Brief Overview of the E-Discovery Process
Best illustrated by the EDRM Project’s (www.edrm.net) reference model, e-discovery has a number of distinct phases, each of which describes the steps which must be taken with electronically stored information (or ESI) from the outset of litigation all the way through trial. These steps includeinformation management, identification, preservation, collection, processing, review, analysis, production and presentation. Perhaps not surprisingly, most of these stages—basically from information management through processing plus production and presentation as well—require little to no attorney time, as these functions can and often must be handled by more technologically savvy IT personnel with minimal legal oversight. While IT personnel are not inexpensive, they are far less expensive than their attorney counterparts and are also far more comfortable automating as many processes as possible, which helps keep the costs from these stages relatively low. The net result of these circumstances is that the majority of e-discovery stages (essentially all stages except review) represent just a fraction—roughly 30%—of the cost of the entire e-discovery spectrum. (For clarity, review is the step at which attorneys literally read each document to discern the document’s meaning and importance to the case, which allows them to appropriately "tag" or code each document along several parameters like privilege, responsiveness, relationship to issues, etc.).

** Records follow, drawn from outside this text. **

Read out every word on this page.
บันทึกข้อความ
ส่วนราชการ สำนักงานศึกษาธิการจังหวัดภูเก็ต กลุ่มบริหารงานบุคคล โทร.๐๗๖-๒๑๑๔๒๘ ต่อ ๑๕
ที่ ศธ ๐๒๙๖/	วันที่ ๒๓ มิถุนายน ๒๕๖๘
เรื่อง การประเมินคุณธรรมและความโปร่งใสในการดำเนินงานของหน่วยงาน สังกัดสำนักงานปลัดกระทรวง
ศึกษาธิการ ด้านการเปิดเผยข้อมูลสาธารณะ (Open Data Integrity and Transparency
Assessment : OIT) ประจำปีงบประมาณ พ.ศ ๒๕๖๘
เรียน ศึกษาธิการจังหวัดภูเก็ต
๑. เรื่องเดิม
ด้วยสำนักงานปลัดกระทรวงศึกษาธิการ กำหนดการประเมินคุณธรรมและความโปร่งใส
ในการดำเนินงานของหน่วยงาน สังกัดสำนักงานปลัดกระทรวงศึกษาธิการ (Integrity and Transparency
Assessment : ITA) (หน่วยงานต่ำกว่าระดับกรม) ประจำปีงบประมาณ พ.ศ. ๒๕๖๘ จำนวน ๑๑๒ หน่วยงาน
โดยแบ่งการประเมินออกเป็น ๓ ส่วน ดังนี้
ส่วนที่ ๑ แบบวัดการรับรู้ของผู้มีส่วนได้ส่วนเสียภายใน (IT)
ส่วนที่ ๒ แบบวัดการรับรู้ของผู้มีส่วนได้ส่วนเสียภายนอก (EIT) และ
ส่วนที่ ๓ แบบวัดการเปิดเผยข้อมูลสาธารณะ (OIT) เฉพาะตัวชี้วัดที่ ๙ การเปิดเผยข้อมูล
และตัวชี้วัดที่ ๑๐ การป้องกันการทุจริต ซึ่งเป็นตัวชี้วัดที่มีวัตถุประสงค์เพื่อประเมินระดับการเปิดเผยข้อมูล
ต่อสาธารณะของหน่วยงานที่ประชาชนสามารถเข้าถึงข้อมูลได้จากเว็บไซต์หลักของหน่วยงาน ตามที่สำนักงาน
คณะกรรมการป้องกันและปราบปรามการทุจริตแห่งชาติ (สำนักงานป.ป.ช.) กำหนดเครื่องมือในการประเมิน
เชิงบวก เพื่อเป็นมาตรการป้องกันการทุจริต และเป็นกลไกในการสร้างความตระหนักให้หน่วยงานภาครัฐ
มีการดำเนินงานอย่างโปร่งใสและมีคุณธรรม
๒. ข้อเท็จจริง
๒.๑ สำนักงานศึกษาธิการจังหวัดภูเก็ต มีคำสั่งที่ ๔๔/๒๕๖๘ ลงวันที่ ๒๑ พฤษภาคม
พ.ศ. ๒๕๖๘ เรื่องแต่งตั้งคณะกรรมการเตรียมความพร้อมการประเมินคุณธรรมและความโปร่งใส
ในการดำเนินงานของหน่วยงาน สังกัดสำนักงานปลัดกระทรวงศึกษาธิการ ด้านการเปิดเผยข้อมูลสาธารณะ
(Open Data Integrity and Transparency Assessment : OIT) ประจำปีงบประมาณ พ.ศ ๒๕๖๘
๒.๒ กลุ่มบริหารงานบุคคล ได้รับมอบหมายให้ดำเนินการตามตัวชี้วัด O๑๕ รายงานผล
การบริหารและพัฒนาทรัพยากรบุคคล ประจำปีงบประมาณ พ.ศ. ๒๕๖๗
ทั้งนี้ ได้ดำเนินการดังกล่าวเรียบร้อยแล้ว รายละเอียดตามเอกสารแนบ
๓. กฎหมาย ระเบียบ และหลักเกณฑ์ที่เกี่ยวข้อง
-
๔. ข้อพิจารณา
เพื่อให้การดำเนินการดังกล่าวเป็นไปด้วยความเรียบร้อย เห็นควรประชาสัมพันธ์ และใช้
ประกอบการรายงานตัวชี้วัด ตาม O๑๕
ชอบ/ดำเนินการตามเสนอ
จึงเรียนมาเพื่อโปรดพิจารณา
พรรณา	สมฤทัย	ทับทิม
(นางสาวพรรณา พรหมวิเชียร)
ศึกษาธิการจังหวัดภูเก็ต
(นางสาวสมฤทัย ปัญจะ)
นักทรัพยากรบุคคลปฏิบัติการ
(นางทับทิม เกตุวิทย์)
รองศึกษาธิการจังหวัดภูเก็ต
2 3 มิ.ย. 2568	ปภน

Simply put, attorneys are expensive, so it stands to reason that a process requiring a significant amount of their time would similarly be quite costly, representing fully 70% of the cost of the entire e-discovery spectrum.

Review 1.0

Exacerbating the situation is a phenomenon we’ll call "review 1.0," which is simple to explain but lethal to clients and outside counsel trying to keep e-discovery costs under control: today’s review attorneys use processes and tools that were created in yesteryear’s paper-driven environment to review today’s electronic documents in a digital world. The result is predictable: not only are e-discovery bills skyrocketing, but the percentage of these bills being driven by the review stage is actually going up, not down. The core challenge represented by the review stage is that we are all creating more and more data, much of which must be eyeballed by a competent attorney. No amount of deduplication or email threading will change this fact.

The ramifications of review 1.0’s overly manual, time-consuming and inefficient nature are numerous and significant. Using review 1.0 tools, a typical review process requires several "passes" (i.e. instances of looking at each document for different reasons) through a single document collection—which is highly inefficient and extremely expensive, especially with large collections of millions of documents. To make matters worse, with each pass at each document attorneys must "recreate the wheel" by re-reading significant portions of the document to (again) discern what each document is about in order to conclude its meaning and value for whatever the typical pass involves. In other words, reviewers must recreate context for each document every time the document is reviewed. Additionally, review 1.0 tools require attorneys to individually code each document on each and every relevant parameter time and again.